Personal details
- Born: 1897/1899?
- Died: 19 April 1971
- Party: Indian National Congress, Krishak Mazdoor Praja Party, Praja Socialist Party, Samyukta Socialist Party

= Deben Sen =

Indian trade union activist

Deben Sen (1897/1899? – 19 April 1971) was an Indian trade union activist and politician.

==Early life==
The son of Dwarikanath Sen, of Faridpur (now in Bangladesh), Deben Sen joined the civil disobedience movement and was arrested at Dhaka in 1930, when he was a post graduate student.

==Trade Union activities==
Deben Sen was a very effective trade union organiser, spreading his activities in Calcutta of the mid-thirties across railways, tramways and electric supply organisations. In 1937, he organized a historic jute industry strike. In 1956, he led a strike of 56,000 workers in Asansol for 27 days. He visited many countries in connection with trade union work and was leader of the Indian delegation to the London Trade Union Conference in 1948.

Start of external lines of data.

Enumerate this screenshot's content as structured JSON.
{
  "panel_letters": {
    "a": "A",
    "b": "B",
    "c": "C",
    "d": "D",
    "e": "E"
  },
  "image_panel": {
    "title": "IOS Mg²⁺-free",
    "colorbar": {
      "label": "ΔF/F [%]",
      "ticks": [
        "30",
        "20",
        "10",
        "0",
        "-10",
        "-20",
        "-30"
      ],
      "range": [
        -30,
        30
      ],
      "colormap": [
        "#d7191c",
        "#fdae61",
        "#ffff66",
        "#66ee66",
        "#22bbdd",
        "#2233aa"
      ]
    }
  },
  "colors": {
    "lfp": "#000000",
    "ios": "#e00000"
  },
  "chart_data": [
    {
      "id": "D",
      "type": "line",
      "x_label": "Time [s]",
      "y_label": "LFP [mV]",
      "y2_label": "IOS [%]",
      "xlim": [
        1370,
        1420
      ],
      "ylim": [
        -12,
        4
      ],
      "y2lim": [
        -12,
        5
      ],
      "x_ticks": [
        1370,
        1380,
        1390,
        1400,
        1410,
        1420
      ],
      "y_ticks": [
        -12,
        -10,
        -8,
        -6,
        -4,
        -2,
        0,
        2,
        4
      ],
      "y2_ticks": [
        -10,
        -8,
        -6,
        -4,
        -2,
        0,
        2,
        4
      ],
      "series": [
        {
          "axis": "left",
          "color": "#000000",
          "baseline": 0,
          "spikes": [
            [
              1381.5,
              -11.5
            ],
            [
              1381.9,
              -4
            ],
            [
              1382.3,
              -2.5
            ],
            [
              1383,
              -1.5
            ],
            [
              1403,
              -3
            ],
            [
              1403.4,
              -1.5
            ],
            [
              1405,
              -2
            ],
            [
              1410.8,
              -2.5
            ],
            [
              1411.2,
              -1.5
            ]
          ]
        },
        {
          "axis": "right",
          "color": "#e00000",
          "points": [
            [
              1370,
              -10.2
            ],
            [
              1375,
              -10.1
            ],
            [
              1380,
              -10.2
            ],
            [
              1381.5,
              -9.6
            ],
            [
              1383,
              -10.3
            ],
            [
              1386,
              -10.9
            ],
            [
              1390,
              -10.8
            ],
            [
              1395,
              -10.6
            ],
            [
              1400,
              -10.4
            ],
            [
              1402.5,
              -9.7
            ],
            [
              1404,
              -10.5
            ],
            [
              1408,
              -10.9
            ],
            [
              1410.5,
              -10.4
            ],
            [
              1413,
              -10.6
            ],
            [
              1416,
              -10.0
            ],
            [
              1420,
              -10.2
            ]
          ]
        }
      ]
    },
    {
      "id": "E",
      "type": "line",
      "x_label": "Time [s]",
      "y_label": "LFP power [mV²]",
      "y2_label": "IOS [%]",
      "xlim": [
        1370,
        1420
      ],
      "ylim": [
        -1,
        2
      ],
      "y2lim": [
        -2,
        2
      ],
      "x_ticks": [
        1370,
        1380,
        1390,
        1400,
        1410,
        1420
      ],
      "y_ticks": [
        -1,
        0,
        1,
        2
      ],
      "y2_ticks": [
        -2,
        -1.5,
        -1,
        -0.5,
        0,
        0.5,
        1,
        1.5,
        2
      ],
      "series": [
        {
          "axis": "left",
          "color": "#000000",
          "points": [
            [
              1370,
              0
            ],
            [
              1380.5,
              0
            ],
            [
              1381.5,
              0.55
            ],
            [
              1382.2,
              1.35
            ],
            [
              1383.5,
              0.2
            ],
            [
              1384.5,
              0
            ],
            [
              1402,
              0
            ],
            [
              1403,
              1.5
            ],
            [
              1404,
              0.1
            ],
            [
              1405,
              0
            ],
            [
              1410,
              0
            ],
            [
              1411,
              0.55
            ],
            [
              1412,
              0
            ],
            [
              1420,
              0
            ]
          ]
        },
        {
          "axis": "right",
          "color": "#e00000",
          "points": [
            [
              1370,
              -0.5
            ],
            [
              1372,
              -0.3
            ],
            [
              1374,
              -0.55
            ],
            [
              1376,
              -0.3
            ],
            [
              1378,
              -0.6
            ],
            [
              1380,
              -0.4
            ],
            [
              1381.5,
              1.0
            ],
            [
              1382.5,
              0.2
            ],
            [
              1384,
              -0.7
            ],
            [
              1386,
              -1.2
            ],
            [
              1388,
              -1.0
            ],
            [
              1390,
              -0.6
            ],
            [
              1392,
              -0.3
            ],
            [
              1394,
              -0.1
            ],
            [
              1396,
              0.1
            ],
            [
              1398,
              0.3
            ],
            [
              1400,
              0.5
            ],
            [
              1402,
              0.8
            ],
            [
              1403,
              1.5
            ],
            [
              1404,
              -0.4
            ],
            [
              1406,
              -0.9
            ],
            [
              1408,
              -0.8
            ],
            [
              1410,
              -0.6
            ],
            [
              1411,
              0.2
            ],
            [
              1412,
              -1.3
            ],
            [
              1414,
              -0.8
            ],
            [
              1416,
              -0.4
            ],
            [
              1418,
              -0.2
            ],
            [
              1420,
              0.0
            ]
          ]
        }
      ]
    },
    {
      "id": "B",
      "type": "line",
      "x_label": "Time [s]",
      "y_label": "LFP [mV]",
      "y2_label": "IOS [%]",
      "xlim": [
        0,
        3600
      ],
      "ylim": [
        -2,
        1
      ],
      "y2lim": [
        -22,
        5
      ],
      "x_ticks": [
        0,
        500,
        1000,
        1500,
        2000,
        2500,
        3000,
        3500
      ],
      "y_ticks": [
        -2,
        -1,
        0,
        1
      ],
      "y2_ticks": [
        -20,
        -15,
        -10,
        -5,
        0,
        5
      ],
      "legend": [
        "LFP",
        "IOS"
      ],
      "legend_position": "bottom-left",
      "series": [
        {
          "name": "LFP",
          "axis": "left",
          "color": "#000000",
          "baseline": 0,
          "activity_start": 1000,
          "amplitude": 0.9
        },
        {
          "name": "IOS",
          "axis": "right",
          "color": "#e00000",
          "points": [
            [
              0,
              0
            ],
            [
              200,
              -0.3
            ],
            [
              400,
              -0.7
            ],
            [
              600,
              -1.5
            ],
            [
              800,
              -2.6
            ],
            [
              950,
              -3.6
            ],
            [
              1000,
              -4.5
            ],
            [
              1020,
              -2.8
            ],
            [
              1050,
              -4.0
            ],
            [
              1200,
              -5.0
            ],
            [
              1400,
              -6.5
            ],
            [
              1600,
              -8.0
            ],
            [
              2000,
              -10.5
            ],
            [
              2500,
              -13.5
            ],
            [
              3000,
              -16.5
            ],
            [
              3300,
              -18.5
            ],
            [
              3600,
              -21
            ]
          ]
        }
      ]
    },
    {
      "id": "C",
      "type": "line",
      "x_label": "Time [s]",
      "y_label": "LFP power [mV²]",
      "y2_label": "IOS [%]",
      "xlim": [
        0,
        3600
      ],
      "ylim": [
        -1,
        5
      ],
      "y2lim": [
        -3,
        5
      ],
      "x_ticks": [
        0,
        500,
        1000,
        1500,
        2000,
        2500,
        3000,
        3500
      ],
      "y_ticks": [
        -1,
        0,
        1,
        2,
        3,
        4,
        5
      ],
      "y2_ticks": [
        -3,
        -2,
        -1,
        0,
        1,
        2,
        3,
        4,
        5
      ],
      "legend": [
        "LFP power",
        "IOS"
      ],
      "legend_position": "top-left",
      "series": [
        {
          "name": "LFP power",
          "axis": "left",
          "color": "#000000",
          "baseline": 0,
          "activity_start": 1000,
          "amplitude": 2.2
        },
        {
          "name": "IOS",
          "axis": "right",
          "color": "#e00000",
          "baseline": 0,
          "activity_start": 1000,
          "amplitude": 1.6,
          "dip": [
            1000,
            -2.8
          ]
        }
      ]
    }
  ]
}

==Involvement in politics==
He was elected to the Bengal Legislative Assembly in 1946 on a Congress ticket. In 1951, he joined the Krishak Mazdoor Praja Party. He was organizing secretary of INTUC, chairman of the West Bengal branch of the Hind Mazdoor Sabha and leader of the Praja Socialist Party and Samyukta Socialist Party. He was actively associated with the Asian Conference in support of Indonesian independence. He was elected to the Lok Sabha in 1967 from the Asansol (Lok Sabha constituency).